Rosana Carneiro Tavares* |
Uma Janela para a Lua*
Uma reforma prevê sempre a existência de algo que necessita ser modificado, algo que existe e que, por um tempo, teve o seu papel ou a sua verdade, mas que agora é dispensável e exige uma readequação às novas concepções existentes. A atenção à saúde mental vem passando por um período de reforma, no sentido de reestruturar a atenção à saúde da pessoa com sofrimento psíquico, buscando superar a dicotomia cartesiana de sujeito – objeto, em que a psiquiatria surgiu, estabeleceu-se e permaneceu.
Substituir um modelo de atenção que possui uma
longa história por um outro que preconiza mudanças tão profundas, desde o
aparato legal até mudanças culturais na sociedade, como é o caso da saúde
mental, é um processo que demanda construção coletiva, em um movimento social,
que aos poucos vai se ampliando na busca de mais aliados. E é nessa modificação
gradativa que vem se estruturando a reforma psiquiátrica, em alguns países com
mais avanços e em outros com menos. No Brasil é da mesma forma, alguns estados
evoluíram mais e outros ainda estão em fase inicial. Pois é óbvio que diante da
exigência de mudança de toda uma lógica pré-estabelecida e de toda a concepção
social a respeito da loucura, faz-se necessário desconstruir a psiquiatria
tradicional e o saber médico, para construir uma nova concepção, pautada na
superação da institucionalização e, conseqüentemente, estabelecer novas
práticas técnico-assistenciais de respeito aos direitos e cidadania.

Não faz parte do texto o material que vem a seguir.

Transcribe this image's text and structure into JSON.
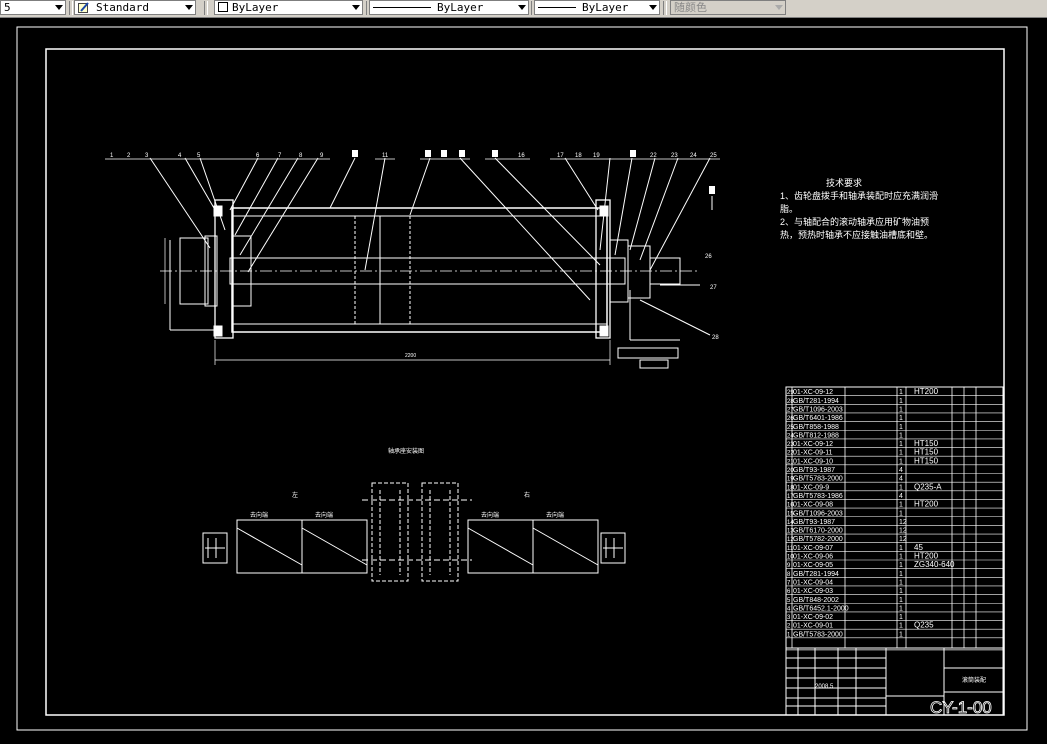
{
  "toolbar": {
    "scale_value": "5",
    "text_style": "Standard",
    "layer_color": "ByLayer",
    "linetype": "ByLayer",
    "lineweight": "ByLayer",
    "plot_style": "随颜色"
  },
  "drawing": {
    "tech_requirements": {
      "title": "技术要求",
      "lines": [
        "1、齿轮盘拨手和轴承装配时应充满润滑",
        "脂。",
        "2、与轴配合的滚动轴承应用矿物油预",
        "热，预热时轴承不应接触油槽底和壁。"
      ]
    },
    "callouts_left": [
      "1",
      "2",
      "3",
      "4",
      "5",
      "6",
      "7",
      "8",
      "9",
      "11"
    ],
    "callouts_right": [
      "16",
      "17",
      "18",
      "19",
      "22",
      "23",
      "24",
      "25"
    ],
    "side_callouts": [
      "26",
      "27",
      "28"
    ],
    "detail_title": "轴承座安装图",
    "detail_labels": [
      "左",
      "右",
      "去向端",
      "去向端",
      "去向端",
      "去向端"
    ],
    "bom": [
      {
        "code": "01-XC-09-12",
        "qty": "1",
        "mat": "HT200"
      },
      {
        "code": "GB/T281-1994",
        "qty": "1",
        "mat": ""
      },
      {
        "code": "GB/T1096-2003",
        "qty": "1",
        "mat": ""
      },
      {
        "code": "GB/T6401-1986",
        "qty": "1",
        "mat": ""
      },
      {
        "code": "GB/T858-1988",
        "qty": "1",
        "mat": ""
      },
      {
        "code": "GB/T812-1988",
        "qty": "1",
        "mat": ""
      },
      {
        "code": "01-XC-09-12",
        "qty": "1",
        "mat": "HT150"
      },
      {
        "code": "01-XC-09-11",
        "qty": "1",
        "mat": "HT150"
      },
      {
        "code": "01-XC-09-10",
        "qty": "1",
        "mat": "HT150"
      },
      {
        "code": "GB/T93-1987",
        "qty": "4",
        "mat": ""
      },
      {
        "code": "GB/T5783-2000",
        "qty": "4",
        "mat": ""
      },
      {
        "code": "01-XC-09-9",
        "qty": "1",
        "mat": "Q235-A"
      },
      {
        "code": "GB/T5783-1986",
        "qty": "4",
        "mat": ""
      },
      {
        "code": "01-XC-09-08",
        "qty": "1",
        "mat": "HT200"
      },
      {
        "code": "GB/T1096-2003",
        "qty": "1",
        "mat": ""
      },
      {
        "code": "GB/T93-1987",
        "qty": "12",
        "mat": ""
      },
      {
        "code": "GB/T6170-2000",
        "qty": "12",
        "mat": ""
      },
      {
        "code": "GB/T5782-2000",
        "qty": "12",
        "mat": ""
      },
      {
        "code": "01-XC-09-07",
        "qty": "1",
        "mat": "45"
      },
      {
        "code": "01-XC-09-06",
        "qty": "1",
        "mat": "HT200"
      },
      {
        "code": "01-XC-09-05",
        "qty": "1",
        "mat": "ZG340-640"
      },
      {
        "code": "GB/T281-1994",
        "qty": "1",
        "mat": ""
      },
      {
        "code": "01-XC-09-04",
        "qty": "1",
        "mat": ""
      },
      {
        "code": "01-XC-09-03",
        "qty": "1",
        "mat": ""
      },
      {
        "code": "GB/T848-2002",
        "qty": "1",
        "mat": ""
      },
      {
        "code": "GB/T6452.1-2000",
        "qty": "1",
        "mat": ""
      },
      {
        "code": "01-XC-09-02",
        "qty": "1",
        "mat": ""
      },
      {
        "code": "01-XC-09-01",
        "qty": "1",
        "mat": "Q235"
      },
      {
        "code": "GB/T5783-2000",
        "qty": "1",
        "mat": ""
      }
    ],
    "title_block": {
      "drawing_title": "滚筒装配",
      "date": "2008.5",
      "drawing_number": "CY-1-00"
    }
  }
}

A psiquiatria tradicional embasa-se em um
conceitual teórico biológico, cujo objeto de foco é a doença mental e cujos
instrumentos de cura são os medicamentos. Desde o surgimento da psiquiatria e
todos os avanços dela decorrentes o conceito biologicista da doença mental veio
sendo reforçado. Até porque, com o avanço da terapia medicamentosa, foi
possível “conter” a doença e até possibilitar a “adaptação” do indivíduo na
sociedade. Porém, hoje se percebe que essa prática só tem contribuído para a
cronificação e para a dependência medicamentosa. Impedindo, assim, cada vez
mais, o sujeito portador de sofrimento psíquico de “existir” no mundo, utilizando
a concepção existencial fenomenológica de Heidegger, que afirma que o que
diferencia a natureza da existência humana de outras formas biológicas de vida
é o fato de quesomente o homem tem existência, somente o homem entra no
devir, somente o homem se situa, isto é estabelece distâncias espaciais e toma
resoluções, somente o homem pode ser ansioso e alienado e somente o homem pode
propor a pergunta “Quem sou eu?”.
O modelo psicossocial concebe a loucura como um
fenômeno social, e, muito mais do que se preocupar com a doença mental,
volta-se para a saúde mental e propõe uma relação com sujeitos com sofrimento
psíquico, trabalhando em conjunto com esse sujeito e seu grupo social para o
exercício de sua cidadania. A lógica não pode ser a de um ser passivo, sem
poder de voz e compreensão de sua inserção no meio social, que se submete aos
cuidados de quem supostamente sabe tudo sobre sua “doença”. Deve ser, ao
contrário, uma lógica de interação, onde o sujeito e o seu grupo social
participam de seu processo de reintegração na sociedade.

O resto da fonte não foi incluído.